Boję się obudzić. Tak po prostu. Wiem, że śnię, zaś otaczające mnie majaki męczą mnie swoją powtarzalnością, powolnością i przewidywalnością. Znam je już niemal na pamięć, ledwo się między sobą różnią.
Wczoraj padał śnieg, dzsiaj zaś panuje skwar.
Dalej jednak wszystko obraca się wokół zagubionej perły.
Pieprzony symbolizm.
Przewracam się na łóżku z boku na bok, boleśnie świadomy zawieszenia między jawą, a snem. Ucieczka od rzeczywistości, eskapizm w pełnej krasie.
Wsiąkam w ten sen i przyjmuję go jako część siebie. Akceptuję ten bajzel, który panuje w moim umyśle. Przeżyłem raptem pół wieku, a już nie mam siły wstawać.
Praca wysysa ze mnie całe siły, obowiązki zwalają się na głowę.
A w domu...
Nawet o tym nie myślac, sięgam dłonią po komórkę.
Drzemka, głupie dziewięć minut ucieczki więcej.
Mija jak z bata strzelił, kolejny dzwonek budzika musi mnie obudzić.
I budzi. Choć czynię to z niechęcią.
Otwieram oczy i budzę się w swoim prywatnym koszmarze.
Tak to już bywa, że człowiek coś naobiecuje i później unosi się honorem, że tej obietnicy dotrzyma. Chociażby miało go to po kawałku zabijać.
Takie właśnie myśli przechodzą mi przez głowę, gdy na nią patrzę, pogrążoną we śnie.
Najgorsze jest chyba to, że całuję ją z przyzwyczajenia, nawet nie zadaję sobie trudu, by to ukryć.
Te kwiaty z którymi wrócę, choć żywe i piękne, też będą puste.
Tak samo puste jak jej dzień, spędzony na oglądaniu głupot w Internecie.
Przywitają mnie porozrzucane po pokoju ubrania, lista zakupów, niepozmywane naczynia.
Ech, żeby chociaż je wyniosła do kuchni.
I tak sobie powolutku umieram.
Po kawałku, duszę w sobie całą gorycz.
I naprawdę nie rozumiem, dlaczego mam nadzieję na poprawę sytuacji.
Cóż, nadzieja matką głupich - myślę, przyglądając się pracy ekspresu do kawy.

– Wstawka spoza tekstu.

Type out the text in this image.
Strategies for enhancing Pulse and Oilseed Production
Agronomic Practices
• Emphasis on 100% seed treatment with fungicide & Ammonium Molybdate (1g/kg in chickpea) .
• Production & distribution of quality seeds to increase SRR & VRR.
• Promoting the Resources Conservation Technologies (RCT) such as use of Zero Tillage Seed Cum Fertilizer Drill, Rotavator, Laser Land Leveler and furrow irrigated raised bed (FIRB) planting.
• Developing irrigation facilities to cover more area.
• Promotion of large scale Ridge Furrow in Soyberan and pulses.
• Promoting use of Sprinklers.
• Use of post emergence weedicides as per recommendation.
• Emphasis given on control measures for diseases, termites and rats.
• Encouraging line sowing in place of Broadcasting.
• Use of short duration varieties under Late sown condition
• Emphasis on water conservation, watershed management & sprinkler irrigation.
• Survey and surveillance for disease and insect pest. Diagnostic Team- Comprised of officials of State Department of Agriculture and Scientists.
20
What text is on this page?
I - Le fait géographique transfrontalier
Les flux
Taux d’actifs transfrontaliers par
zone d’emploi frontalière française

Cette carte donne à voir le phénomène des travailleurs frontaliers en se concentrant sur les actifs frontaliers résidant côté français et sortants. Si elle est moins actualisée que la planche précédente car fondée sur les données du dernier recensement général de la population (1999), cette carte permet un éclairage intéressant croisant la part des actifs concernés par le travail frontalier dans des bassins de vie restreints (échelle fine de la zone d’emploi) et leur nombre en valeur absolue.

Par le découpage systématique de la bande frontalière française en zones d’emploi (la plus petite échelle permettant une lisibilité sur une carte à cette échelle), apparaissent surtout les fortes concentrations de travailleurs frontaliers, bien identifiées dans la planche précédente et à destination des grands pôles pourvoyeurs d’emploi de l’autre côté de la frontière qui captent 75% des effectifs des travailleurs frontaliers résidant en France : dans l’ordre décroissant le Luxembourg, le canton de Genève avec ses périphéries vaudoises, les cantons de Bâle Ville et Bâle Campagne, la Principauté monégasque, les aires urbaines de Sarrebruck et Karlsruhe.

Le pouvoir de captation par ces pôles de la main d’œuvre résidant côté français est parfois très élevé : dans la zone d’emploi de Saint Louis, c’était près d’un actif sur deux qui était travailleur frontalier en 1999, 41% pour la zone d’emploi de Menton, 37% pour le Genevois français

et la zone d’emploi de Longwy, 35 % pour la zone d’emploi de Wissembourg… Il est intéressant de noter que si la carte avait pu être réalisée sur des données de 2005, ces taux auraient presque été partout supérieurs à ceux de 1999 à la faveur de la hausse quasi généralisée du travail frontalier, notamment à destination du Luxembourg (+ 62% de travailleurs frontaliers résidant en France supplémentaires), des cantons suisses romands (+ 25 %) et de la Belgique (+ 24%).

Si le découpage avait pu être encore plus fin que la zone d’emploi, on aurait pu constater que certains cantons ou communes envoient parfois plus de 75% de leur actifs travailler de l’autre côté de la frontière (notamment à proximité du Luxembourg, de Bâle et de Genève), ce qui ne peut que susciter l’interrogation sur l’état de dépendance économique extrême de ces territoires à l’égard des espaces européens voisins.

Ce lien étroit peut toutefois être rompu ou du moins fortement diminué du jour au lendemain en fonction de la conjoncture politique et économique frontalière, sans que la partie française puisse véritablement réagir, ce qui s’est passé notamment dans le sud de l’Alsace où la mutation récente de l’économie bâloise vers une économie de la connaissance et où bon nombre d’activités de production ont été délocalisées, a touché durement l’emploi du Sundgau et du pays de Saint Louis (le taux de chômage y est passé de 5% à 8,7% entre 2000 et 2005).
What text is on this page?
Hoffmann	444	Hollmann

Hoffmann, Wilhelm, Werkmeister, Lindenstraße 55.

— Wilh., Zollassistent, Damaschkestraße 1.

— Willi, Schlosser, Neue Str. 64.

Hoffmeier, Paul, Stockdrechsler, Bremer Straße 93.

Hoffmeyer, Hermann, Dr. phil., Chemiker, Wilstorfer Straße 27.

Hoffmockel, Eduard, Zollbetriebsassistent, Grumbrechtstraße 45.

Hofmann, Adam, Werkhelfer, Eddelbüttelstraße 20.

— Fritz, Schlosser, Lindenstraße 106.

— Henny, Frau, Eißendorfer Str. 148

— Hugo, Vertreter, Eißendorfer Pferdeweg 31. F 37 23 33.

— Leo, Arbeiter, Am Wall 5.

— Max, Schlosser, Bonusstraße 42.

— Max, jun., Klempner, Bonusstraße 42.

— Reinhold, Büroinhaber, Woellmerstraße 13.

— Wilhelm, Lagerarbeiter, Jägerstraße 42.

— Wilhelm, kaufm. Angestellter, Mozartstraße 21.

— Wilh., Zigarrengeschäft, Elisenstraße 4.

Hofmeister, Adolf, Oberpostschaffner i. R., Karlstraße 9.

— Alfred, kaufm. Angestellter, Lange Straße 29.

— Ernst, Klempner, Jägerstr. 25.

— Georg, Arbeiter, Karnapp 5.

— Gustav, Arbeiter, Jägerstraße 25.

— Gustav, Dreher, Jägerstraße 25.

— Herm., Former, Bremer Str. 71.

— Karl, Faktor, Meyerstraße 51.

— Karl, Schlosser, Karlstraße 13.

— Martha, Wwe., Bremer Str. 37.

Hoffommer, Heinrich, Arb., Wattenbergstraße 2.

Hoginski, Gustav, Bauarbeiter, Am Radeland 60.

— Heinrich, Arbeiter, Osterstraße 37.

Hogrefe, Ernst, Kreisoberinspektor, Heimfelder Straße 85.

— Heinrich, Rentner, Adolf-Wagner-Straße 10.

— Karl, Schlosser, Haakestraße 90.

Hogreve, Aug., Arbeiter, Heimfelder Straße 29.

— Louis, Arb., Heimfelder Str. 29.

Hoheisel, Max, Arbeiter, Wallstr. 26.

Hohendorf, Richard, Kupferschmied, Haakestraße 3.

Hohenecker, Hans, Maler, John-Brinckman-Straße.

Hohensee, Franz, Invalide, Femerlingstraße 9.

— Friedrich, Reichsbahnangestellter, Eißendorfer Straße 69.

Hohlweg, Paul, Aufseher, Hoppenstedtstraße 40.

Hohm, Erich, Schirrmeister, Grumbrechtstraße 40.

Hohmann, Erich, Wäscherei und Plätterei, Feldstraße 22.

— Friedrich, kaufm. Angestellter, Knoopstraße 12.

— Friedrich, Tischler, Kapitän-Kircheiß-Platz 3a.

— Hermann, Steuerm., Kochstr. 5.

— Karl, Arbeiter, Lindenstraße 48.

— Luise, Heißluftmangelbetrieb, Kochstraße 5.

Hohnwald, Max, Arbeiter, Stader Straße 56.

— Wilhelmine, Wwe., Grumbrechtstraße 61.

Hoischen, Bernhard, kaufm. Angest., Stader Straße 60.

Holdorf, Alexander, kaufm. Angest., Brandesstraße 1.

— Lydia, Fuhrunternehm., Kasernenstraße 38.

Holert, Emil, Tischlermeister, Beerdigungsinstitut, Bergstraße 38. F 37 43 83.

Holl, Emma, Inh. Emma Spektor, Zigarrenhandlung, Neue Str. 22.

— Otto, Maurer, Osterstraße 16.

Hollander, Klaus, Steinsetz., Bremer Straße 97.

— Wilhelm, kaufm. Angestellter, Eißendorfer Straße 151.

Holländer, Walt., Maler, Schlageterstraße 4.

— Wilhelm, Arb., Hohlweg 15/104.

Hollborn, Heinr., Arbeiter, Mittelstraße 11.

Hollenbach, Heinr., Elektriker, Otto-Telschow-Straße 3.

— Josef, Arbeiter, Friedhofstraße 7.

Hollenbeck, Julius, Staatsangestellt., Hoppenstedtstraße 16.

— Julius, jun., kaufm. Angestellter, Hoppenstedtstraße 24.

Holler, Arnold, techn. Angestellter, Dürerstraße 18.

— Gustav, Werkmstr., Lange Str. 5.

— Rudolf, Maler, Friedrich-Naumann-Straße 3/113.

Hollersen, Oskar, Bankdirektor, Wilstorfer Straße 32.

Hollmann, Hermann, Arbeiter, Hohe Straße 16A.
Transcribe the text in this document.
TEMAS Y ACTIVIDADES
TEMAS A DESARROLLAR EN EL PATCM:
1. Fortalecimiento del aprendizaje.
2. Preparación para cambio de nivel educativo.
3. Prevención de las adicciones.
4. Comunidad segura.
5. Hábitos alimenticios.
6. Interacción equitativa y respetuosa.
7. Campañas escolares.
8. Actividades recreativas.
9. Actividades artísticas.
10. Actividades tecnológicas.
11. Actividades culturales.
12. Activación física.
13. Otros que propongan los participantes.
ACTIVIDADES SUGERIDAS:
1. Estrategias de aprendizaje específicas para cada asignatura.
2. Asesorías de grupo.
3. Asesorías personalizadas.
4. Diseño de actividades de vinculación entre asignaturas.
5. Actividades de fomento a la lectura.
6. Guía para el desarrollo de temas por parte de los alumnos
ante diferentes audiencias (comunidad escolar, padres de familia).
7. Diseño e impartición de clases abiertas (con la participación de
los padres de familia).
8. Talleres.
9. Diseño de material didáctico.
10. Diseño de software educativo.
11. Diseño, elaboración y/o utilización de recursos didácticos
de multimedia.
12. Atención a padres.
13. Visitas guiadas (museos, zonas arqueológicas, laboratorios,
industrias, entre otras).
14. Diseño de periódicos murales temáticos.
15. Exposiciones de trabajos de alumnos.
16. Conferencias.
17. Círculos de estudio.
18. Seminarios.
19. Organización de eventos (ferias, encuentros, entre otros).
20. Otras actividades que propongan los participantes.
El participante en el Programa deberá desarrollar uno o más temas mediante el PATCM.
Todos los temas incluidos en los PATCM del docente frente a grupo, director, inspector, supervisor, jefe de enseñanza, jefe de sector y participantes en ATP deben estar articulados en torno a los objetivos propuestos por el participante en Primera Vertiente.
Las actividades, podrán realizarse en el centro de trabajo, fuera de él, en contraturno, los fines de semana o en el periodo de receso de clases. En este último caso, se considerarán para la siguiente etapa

W lodówce czeka zrobiona wczoraj kanapka, kawę przelewam do podróżnego kubka.
Jest dobra. Mocna. Czarna jak noc. Gorzka jak wyrzuty sumienia.
Zarzucam na siebie kurtkę i przez ramię przewieszam torbę.
Na głowie ląduje kaszkiet. Teraz tylko rower... i jadę z Anglii.
Witajcie dzieci, nadjeżdża pan od angielskiego.
Żadnego z was dzisiaj nie zabiję, nie, jeszcze nie.
A taka ładna jest pogoda...


No i proszę państwa, jak tu pisać, kiedy cały czas wychodzą mi ekshibicjinistyczne wstawki? Ech, koniec eksperymentu na dzisiaj.